Sorry, lenona, I reread my post and I don't think I was as clear as I could have been. I didn't really mean that six-year-olds learn how to be adults from playing with ten-year-olds. I meant that the younger kids learn how to act when they are two years older, then four years older, and so on. It is a gradual process that comes from interacting with someone a bit older.
Thanks, Amy, for posting the link, I knew it was in there somewhere.
NumberSix at February 26, 2010 2:11 PM
"Finally: One of Rosemond's mantras is: "Want your children to be truly happy, respectful, resourceful and responsible? Put your marriage first." (Or adult life, if single.)"
Except we all know that's crap. Adult life, if single, means dating, and just about teh worst thing you can do to your kids is have a never-ending parade of BF's wandering though. If you want your kids to be happy et el, put parenting first (which you'll note does NOT mean catering to their every whim)

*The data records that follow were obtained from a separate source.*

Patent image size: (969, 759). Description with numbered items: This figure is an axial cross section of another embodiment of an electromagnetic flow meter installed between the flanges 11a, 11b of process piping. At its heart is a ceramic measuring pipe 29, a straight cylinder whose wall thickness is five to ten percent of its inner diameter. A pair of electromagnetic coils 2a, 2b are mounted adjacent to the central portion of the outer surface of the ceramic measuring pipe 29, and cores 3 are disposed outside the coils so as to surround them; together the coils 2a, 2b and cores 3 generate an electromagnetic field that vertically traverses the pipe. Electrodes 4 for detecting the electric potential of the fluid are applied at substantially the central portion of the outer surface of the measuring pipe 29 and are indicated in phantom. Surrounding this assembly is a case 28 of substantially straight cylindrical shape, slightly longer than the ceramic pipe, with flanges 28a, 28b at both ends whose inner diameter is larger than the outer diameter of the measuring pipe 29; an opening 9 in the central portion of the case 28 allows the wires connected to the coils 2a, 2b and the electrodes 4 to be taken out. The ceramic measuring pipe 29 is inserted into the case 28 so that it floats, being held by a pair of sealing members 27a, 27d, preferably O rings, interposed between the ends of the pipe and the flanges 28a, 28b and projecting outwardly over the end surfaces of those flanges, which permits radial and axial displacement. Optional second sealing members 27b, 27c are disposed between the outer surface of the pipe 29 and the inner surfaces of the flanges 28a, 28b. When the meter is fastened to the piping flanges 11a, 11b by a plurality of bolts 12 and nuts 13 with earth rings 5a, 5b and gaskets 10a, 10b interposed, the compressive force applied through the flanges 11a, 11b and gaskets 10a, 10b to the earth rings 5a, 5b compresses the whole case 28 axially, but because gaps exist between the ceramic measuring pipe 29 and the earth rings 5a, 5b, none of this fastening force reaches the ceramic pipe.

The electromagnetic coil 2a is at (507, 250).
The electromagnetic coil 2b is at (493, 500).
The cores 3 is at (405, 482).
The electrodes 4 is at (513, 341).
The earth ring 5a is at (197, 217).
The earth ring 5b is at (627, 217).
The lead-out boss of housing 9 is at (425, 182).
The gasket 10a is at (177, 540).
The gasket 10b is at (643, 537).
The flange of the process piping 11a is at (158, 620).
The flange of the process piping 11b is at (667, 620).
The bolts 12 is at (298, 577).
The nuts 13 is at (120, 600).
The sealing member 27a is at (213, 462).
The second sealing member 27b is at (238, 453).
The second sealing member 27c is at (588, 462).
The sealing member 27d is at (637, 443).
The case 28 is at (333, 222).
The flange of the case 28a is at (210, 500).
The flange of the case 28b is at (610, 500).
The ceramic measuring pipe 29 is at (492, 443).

momof4 at February 26, 2010 5:18 PM
"Want your children to be truly happy, respectful, resourceful and responsible? Put your marriage first.(Or adult life, if single.)"
I don't think that's crap, momof4, I think you are reading into it a little too much. I think the point of the above statement was to make sure to show your kids that they are not the sole focus of your life, that you do have other interests besides making cupcakes for their Girl Scout meetings. It's part of showing your kids how to be good adults, which I believe to be a vital part of parenting (one I am glad my parents espoused).
NumberSix at February 26, 2010 8:33 PM
Thanks, NumberSix.
Besides, anyone knows dating doesn't pay the rent (usually). So putting your career first, at least, is something that your kids will understand when they're fifteen or so and realize that if you hadn't done that, there would be no money to finance college - or what ever the kids' ambitions may be.
Not to mention that not everyone dates, and those who do sometimes DO have the discretion not to introduce the S.O. to the kids until they're thinking of marriage.